Pun, satu-satunya, kata yang secara linguistik memengaruhi jalannya semesta peradaban.
Karena itu, bahasa Arab memiliki dua varian kata untuk kata Janji itu: akad(عقد); untuk ikatan antar manusia dan ‘al-mi’ad'(الميعاد); untuk ikatan lebih teologis.
Kata Janji, punya asal-usul sejak abad pertengahan(medival). Dicomot dari kosakata prōmissum(Latin), alih promise(Inggris) dengan beberapa sinonim ‘covenant’, pledge’, atau dalam padanan kata Perancis: ‘guarantee’ dan ‘assurance.’
Bibel juga memakai kata Janji dalam ungkapan ini: “He is faithful that has promised. We can count on God.” Begitu pun Quran: “innaka la tu
ul mi’ad”; Dan sesungguhnya janji-Ku(Allah) pasti ditepati.“
Soal kata Janji, tontonlah film “The Promise”(2016), sebuah true story, bersama aktor Oscar Isaac, Charlotte Le Bon dan Christian Bale atau “Janji Joni”(2005) bersama aktor Nicholas Saputra.

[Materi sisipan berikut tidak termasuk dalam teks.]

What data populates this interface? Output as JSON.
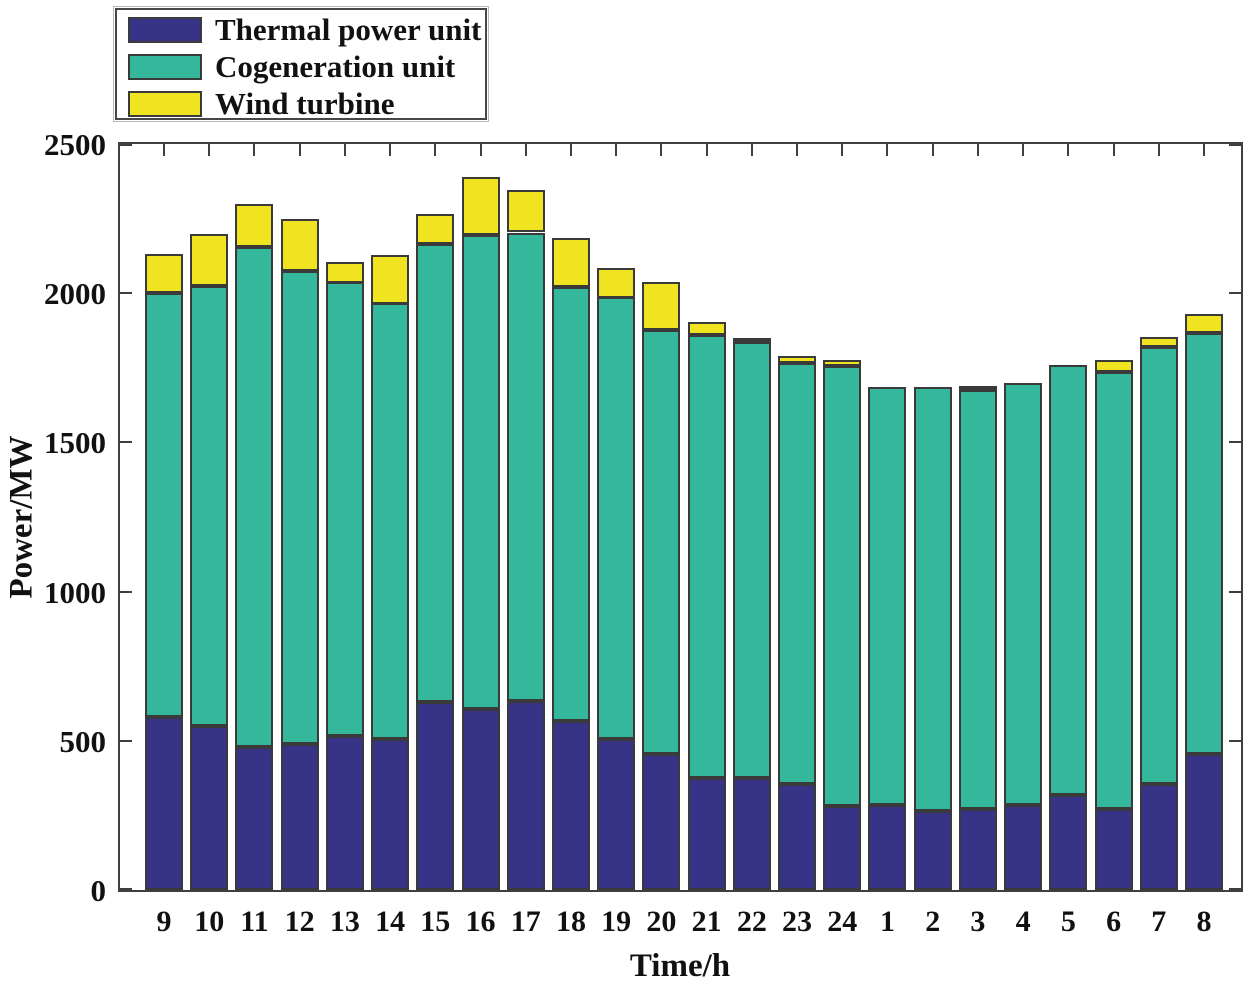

Janji pertama, cinta segitiga antara mahasiswa kedokteran Michael(Oscar Isaac), instruktur tari asal Hongaria Ana(Charlotte Le Bon) dan pacarnya(Christian Bale) pada tahun 1914 dengan latar imperium Ottoman Turki.
Sementara, Janji Joni, sebuah film komedi romantis besutan menghentak, sutradara Joko Anwar, dengan aktor Nicholas Saputra(41), berkisah seorang pemuda pengantar del seluler film di bioskop-bioskop.
Dengan kata lain, sejauh apa kata Janji telah menjadi sejarah kata paling dinamis bahkan faktual dan penuh kontradiksi yang umumnya berujung pada perilaku destruktif dan nekrofilias.
Tahukah? Tanpa Janji, mustahil sejarah agama-agama akan bertahan hingga hari ini. Bahkan jatuh bangunnya seluruh peradaban manusia — dari Babilonia, Mesopotamia, Bizantium, Yunani, Romawi, Helenis, Sasaniyah, Tiongkok, Muawiyah, Abbasiyah hingga Ottoman — diakibatkan oleh merosotnya akad, promossium, garansi, asuransi, kovenan, traktat dan plakat.
Merosotnya kata Janji, vis a vis peradaban, akibat tumbuhnya bahasa oxymoron di bawah kata-kata baru yang kontraproduktif: imperium, imperialis, emporium, kolonialis, hegemoni, regime, radix, horor, teror dan conquestadores.
Dan paling menjijikkan, El Filibusterismo, sebuah fiksi covenan, Merajalelanya Keserakahan, di Filipina, yang ditulis Jose Rizal(1861-1896) dan disalin ke Inggris, The Reign of Greed(1891).
Ditilik dari sejarah linguistik, mengutip kritik dalam Deridda, Of Grammatology(1967) maupun Ben Anderson dalam Under Three Flags(2005), ihwal sejarah politik kebudayaan Filipina, kata Janji, promossium — kelak jadi istilah bisnis, promosi dan akademik, promovendus.
Selain itu, kata Janji, ikut melahirkan sinonim-sinonim agitatif dan superlatif baru sejak era medival: imperium maupun conquestadores.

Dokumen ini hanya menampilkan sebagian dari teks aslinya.